- Born: 13 October 1941 Novy Barok, Mahilioŭ region, Belarus
- Died: 31 December 2000 (aged 59) Minsk, Belarus
- Political party: Conservative Christian Party - BPF

= Viera Cierliukievič =

Soviet-Belarusian trade unionist and politician

Viera Cierliukievič (Верa Церлюкевіч, also known as Vera Tserlukevich; 13 October 1941 – 31 December 2000) was one of the most prominent Belarusian female political and trade union activists in the 1990s, identified among “heroic women in the history of Belarus”.

Cierliukievič was born in the village of Novy Barok in Mahilioŭ region, Belarus. The village was abandoned as a result of the Chernobyl Nuclear Disaster.

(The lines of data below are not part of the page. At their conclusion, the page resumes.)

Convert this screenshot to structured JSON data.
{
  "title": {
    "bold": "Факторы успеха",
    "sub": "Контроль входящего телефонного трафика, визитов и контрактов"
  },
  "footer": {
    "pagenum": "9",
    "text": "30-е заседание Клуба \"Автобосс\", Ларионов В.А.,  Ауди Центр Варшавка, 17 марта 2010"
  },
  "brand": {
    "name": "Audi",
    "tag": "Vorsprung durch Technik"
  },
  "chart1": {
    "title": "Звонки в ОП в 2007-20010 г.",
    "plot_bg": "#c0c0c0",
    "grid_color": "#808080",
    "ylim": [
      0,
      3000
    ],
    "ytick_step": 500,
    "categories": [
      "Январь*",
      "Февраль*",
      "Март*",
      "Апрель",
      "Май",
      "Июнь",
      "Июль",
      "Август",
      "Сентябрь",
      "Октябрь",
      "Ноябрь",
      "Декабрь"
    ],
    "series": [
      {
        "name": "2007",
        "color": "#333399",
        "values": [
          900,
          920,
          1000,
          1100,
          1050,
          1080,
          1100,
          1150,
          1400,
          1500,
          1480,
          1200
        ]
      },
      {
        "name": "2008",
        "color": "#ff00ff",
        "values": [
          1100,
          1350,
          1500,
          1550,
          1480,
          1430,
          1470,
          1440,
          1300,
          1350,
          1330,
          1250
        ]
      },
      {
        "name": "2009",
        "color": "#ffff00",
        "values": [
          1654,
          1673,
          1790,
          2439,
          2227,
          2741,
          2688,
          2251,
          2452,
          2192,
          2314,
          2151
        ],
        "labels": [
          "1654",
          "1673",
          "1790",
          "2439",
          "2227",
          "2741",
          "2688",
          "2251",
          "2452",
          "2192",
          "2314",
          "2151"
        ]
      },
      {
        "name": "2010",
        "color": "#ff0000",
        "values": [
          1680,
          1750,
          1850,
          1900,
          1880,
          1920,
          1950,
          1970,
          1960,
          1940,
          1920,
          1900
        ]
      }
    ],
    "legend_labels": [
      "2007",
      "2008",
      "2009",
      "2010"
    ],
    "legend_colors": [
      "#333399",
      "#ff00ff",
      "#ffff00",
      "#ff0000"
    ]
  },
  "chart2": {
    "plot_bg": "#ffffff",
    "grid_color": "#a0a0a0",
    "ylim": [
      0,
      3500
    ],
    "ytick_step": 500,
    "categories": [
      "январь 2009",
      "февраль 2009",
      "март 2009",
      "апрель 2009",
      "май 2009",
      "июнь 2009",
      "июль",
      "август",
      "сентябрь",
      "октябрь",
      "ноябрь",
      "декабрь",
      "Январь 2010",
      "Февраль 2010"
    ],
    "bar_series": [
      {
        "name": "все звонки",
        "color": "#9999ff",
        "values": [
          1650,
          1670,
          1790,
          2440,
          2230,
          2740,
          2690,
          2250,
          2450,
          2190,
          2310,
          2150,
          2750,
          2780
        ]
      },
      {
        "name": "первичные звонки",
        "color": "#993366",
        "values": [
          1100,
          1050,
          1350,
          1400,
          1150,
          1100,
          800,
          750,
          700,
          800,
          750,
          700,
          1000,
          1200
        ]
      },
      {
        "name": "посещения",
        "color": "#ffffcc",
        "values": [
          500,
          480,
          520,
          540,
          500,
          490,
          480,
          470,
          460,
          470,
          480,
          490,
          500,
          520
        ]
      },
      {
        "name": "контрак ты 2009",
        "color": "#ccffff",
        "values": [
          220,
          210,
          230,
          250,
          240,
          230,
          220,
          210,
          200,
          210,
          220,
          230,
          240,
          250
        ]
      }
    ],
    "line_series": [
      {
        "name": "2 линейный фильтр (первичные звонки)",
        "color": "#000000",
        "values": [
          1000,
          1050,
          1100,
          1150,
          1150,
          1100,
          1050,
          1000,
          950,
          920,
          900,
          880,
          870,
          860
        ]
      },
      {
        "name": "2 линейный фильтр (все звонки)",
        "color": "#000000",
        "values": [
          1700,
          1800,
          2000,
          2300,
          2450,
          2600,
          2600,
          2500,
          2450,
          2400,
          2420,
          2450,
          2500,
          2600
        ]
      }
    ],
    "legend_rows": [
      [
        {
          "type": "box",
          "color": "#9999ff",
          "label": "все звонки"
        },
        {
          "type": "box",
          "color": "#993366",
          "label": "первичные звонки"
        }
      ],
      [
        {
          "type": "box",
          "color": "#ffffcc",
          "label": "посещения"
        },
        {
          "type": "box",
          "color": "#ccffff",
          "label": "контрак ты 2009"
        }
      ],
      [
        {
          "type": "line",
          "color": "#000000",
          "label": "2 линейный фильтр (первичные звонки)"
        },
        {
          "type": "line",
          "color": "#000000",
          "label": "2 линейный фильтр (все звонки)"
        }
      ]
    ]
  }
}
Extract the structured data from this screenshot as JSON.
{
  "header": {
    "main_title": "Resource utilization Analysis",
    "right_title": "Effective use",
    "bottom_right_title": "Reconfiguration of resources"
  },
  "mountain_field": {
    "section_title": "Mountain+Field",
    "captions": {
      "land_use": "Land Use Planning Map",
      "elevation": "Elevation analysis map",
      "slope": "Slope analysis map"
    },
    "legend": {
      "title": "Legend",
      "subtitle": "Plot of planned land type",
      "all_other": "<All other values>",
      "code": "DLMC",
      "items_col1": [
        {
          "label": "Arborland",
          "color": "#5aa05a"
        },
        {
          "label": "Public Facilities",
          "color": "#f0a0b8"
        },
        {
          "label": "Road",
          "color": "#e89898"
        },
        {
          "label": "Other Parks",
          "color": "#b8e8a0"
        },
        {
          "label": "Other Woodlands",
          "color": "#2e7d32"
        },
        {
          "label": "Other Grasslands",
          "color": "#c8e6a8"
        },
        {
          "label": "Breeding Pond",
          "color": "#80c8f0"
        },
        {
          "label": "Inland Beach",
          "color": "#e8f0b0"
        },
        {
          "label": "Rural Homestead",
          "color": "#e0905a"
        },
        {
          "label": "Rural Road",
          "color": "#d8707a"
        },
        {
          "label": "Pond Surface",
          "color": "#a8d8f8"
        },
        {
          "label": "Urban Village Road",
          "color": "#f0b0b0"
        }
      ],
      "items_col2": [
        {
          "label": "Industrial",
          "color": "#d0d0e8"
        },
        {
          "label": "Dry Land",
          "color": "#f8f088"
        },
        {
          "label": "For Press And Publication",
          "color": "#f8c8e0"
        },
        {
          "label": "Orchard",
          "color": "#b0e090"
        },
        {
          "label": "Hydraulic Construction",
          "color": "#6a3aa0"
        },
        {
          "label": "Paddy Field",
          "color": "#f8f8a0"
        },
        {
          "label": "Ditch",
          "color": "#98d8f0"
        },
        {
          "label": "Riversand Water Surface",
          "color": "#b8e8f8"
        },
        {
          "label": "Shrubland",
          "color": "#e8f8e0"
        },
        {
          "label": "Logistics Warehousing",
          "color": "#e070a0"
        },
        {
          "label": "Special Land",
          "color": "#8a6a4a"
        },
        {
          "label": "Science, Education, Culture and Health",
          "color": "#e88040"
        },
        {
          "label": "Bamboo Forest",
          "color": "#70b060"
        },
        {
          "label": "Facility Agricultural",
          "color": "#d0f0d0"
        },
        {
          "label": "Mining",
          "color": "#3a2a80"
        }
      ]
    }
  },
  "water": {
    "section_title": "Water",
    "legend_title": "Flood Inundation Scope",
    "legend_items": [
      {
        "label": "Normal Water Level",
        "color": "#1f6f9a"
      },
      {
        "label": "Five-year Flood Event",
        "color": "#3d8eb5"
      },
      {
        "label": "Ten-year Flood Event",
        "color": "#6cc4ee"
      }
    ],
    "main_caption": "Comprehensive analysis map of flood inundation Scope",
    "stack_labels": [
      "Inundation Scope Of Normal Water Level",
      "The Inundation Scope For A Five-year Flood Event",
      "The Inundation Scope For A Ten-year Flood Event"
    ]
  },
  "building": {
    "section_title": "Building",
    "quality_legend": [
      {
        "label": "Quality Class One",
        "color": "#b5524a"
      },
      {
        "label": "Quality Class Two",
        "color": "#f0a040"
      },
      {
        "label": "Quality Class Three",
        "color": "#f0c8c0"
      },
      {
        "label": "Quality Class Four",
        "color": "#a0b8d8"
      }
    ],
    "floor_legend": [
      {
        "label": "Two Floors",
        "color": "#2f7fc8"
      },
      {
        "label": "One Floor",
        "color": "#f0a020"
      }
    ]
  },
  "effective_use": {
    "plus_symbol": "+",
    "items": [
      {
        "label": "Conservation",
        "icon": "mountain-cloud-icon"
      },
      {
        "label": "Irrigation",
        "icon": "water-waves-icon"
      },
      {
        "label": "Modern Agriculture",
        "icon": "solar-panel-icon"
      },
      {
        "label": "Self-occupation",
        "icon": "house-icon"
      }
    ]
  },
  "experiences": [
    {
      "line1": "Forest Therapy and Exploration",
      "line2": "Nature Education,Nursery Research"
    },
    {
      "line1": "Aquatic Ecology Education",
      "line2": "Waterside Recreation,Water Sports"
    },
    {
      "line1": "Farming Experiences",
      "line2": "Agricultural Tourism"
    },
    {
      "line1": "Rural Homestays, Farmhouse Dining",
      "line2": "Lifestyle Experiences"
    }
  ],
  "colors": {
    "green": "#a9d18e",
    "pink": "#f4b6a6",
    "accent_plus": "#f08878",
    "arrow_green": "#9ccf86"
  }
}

She was a factory worker at the Minsk Tractor Works. During the anti-Soviet strikes of 1991, which “went down in [Belarusian] history as the most massive demonstration of workers in the struggle for their political rights”, Cierliukievič became one of the leaders of a protest movement at her place of work.

Cierliukievič came to nationwide prominence at a rally at the main square of Minsk on 21 August 1991, the last day of the anti-Gorbachev August Coup. The event was organized by the Belarusian Popular Front to protest against attempts to take control of the country by reactionary Communist leaders and reverse democratic reforms. Cierliukievič addressed the protesters alongside key opposition leaders such as Zianon Pazniak,  Piatro Sadoŭski, Siarhiej Antončyk and underlined the important role of workers in the democracy movement.

In the second half of the 1990s, she actively participated in numerous protest actions against the regime of President Lukashenka. As a result, she lost her job and endured a number of arrests and police brutality.

She belonged to the Conservative Christian Party of the Belarusian People's Front.

Cierliukievič died in Minsk on 31 December 2000 after a battle with cancer.

She was listed as one of five “heroic women of different periods of Belarusian history” by a famous Belarusian historian Uladzimir Arlou.